The need for higher scrutiny, higher quality, additional dimensions do not refer only to statistics which I have touched upon above. The global crisis stressed the need to "reshape" economic data as well, as it came under higher public scrutiny as well. It means they are watched and used actively by policy-makers, financial markets and general public. The example of the excessive deficit procedure mechanism and the European Commission Macro Imbalance procedure, used to detect and correct macroeconomic imbalances on the basis of a scoreboard of indicators "are adding pressure on statisticians to deliver high quality data" (Gonzales-Paramo, 2012). This highlights the need and the importance of having excellent cooperation between central banks and national statistical offices.
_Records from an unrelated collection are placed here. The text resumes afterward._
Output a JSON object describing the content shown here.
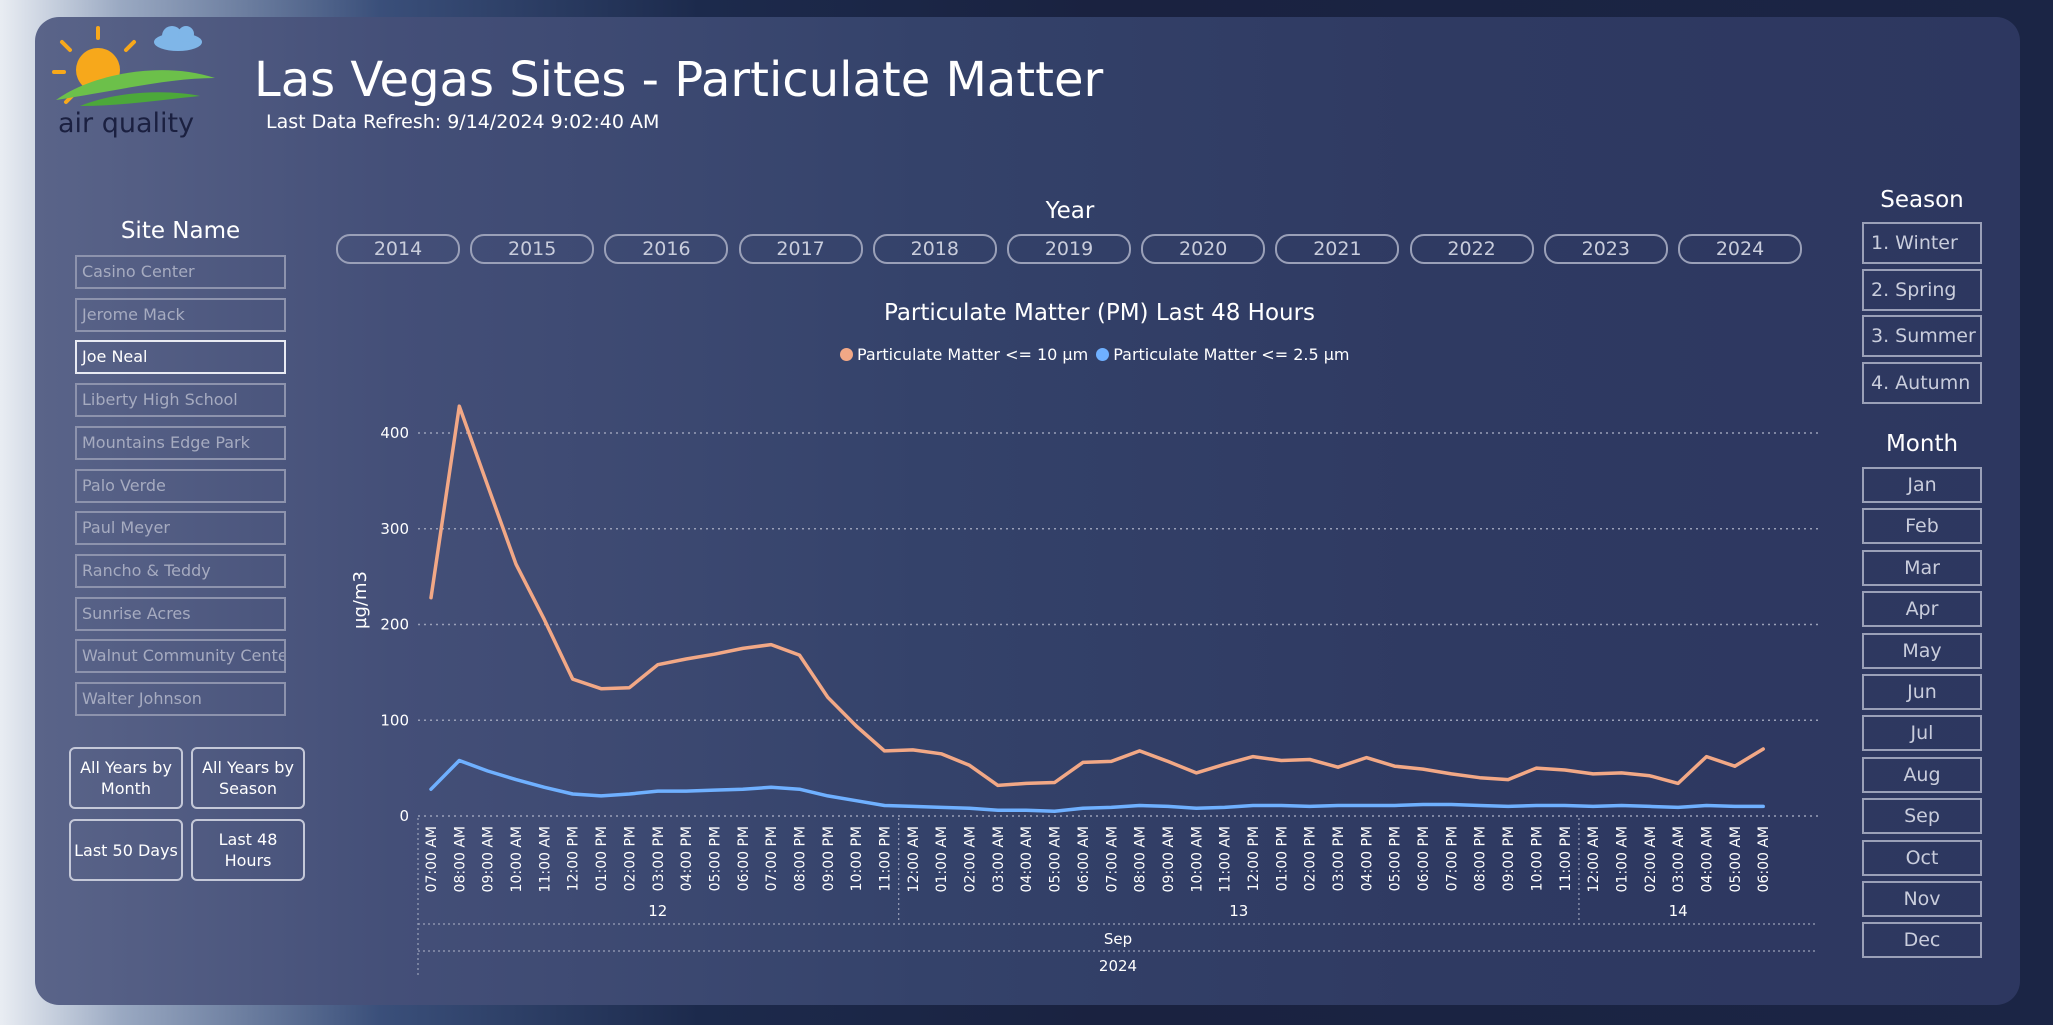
{
  "header": {
    "logo_text": "air quality",
    "title": "Las Vegas Sites - Particulate Matter",
    "refresh": "Last Data Refresh: 9/14/2024 9:02:40 AM"
  },
  "site_filter": {
    "title": "Site Name",
    "items": [
      "Casino Center",
      "Jerome Mack",
      "Joe Neal",
      "Liberty High School",
      "Mountains Edge Park",
      "Palo Verde",
      "Paul Meyer",
      "Rancho & Teddy",
      "Sunrise Acres",
      "Walnut Community Center",
      "Walter Johnson"
    ],
    "selected": "Joe Neal"
  },
  "views": {
    "all_years_month": "All Years by Month",
    "all_years_season": "All Years by Season",
    "last_50_days": "Last 50 Days",
    "last_48_hours": "Last 48 Hours"
  },
  "year_filter": {
    "title": "Year",
    "items": [
      "2014",
      "2015",
      "2016",
      "2017",
      "2018",
      "2019",
      "2020",
      "2021",
      "2022",
      "2023",
      "2024"
    ]
  },
  "season_filter": {
    "title": "Season",
    "items": [
      "1. Winter",
      "2. Spring",
      "3. Summer",
      "4. Autumn"
    ]
  },
  "month_filter": {
    "title": "Month",
    "items": [
      "Jan",
      "Feb",
      "Mar",
      "Apr",
      "May",
      "Jun",
      "Jul",
      "Aug",
      "Sep",
      "Oct",
      "Nov",
      "Dec"
    ]
  },
  "colors": {
    "pm10": "#f2a886",
    "pm25": "#6fb0ff",
    "grid": "#9aa0b8"
  },
  "chart_data": {
    "type": "line",
    "title": "Particulate Matter (PM) Last 48 Hours",
    "ylabel": "µg/m3",
    "ylim": [
      0,
      430
    ],
    "yticks": [
      0,
      100,
      200,
      300,
      400
    ],
    "legend_position": "top-center",
    "grid": true,
    "x": [
      "07:00 AM",
      "08:00 AM",
      "09:00 AM",
      "10:00 AM",
      "11:00 AM",
      "12:00 PM",
      "01:00 PM",
      "02:00 PM",
      "03:00 PM",
      "04:00 PM",
      "05:00 PM",
      "06:00 PM",
      "07:00 PM",
      "08:00 PM",
      "09:00 PM",
      "10:00 PM",
      "11:00 PM",
      "12:00 AM",
      "01:00 AM",
      "02:00 AM",
      "03:00 AM",
      "04:00 AM",
      "05:00 AM",
      "06:00 AM",
      "07:00 AM",
      "08:00 AM",
      "09:00 AM",
      "10:00 AM",
      "11:00 AM",
      "12:00 PM",
      "01:00 PM",
      "02:00 PM",
      "03:00 PM",
      "04:00 PM",
      "05:00 PM",
      "06:00 PM",
      "07:00 PM",
      "08:00 PM",
      "09:00 PM",
      "10:00 PM",
      "11:00 PM",
      "12:00 AM",
      "01:00 AM",
      "02:00 AM",
      "03:00 AM",
      "04:00 AM",
      "05:00 AM",
      "06:00 AM"
    ],
    "day_groups": [
      {
        "label": "12",
        "start": 0,
        "end": 16
      },
      {
        "label": "13",
        "start": 17,
        "end": 40
      },
      {
        "label": "14",
        "start": 41,
        "end": 47
      }
    ],
    "month_label": "Sep",
    "year_label": "2024",
    "series": [
      {
        "name": "Particulate Matter <= 10 µm",
        "values": [
          228,
          428,
          345,
          263,
          205,
          143,
          133,
          134,
          158,
          164,
          169,
          175,
          179,
          168,
          124,
          94,
          68,
          69,
          65,
          53,
          32,
          34,
          35,
          56,
          57,
          68,
          57,
          45,
          54,
          62,
          58,
          59,
          51,
          61,
          52,
          49,
          44,
          40,
          38,
          50,
          48,
          44,
          45,
          42,
          34,
          62,
          52,
          70
        ]
      },
      {
        "name": "Particulate Matter <= 2.5 µm",
        "values": [
          28,
          58,
          47,
          38,
          30,
          23,
          21,
          23,
          26,
          26,
          27,
          28,
          30,
          28,
          21,
          16,
          11,
          10,
          9,
          8,
          6,
          6,
          5,
          8,
          9,
          11,
          10,
          8,
          9,
          11,
          11,
          10,
          11,
          11,
          11,
          12,
          12,
          11,
          10,
          11,
          11,
          10,
          11,
          10,
          9,
          11,
          10,
          10
        ]
      }
    ]
  }
}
At the end, I hope I have managed to pinpoint the main aspects of the ongoing and evolving discussion on the main challenges for the statistics on the backdrop of the "Great recession". The crisis was hopefully once in a century adverse event, which made a revolution in the manner in which the statistics is thought of. Many issues and challenges in statistics which arose after the crisis have been tackled in the advanced world, but still there are many remaining challenges which are to be tackled in the times to come. As for the less developed countries and less developed statistical systems, the challenges are twofold. First, even absent the crisis, there was a lot of work to be done in order to converge to the systems and practices of the developed world. Of course, lots have been done and gaps have been narrowed. But the changes in the approach to the statistics in the developed economies after the crisis mean that their systems will gain additional layer of quality. Hence, the crisis has made the challenges for us even bigger, as the benchmarks for convergences in the area of statistics are much higher. But I am positive that the efforts and the energy that we invest in this will be enough to get us closer to what is currently being perceived as the best practice in the world of statistics. In fact there is no other alternative. By now we all know that the reliance on second-best solutions in statistics might entail wrong policy decisions, inability to detect and respond to vulnerabilities, and large costs for the society.
Let me wish you a successful seminar with productive and interactive discussions.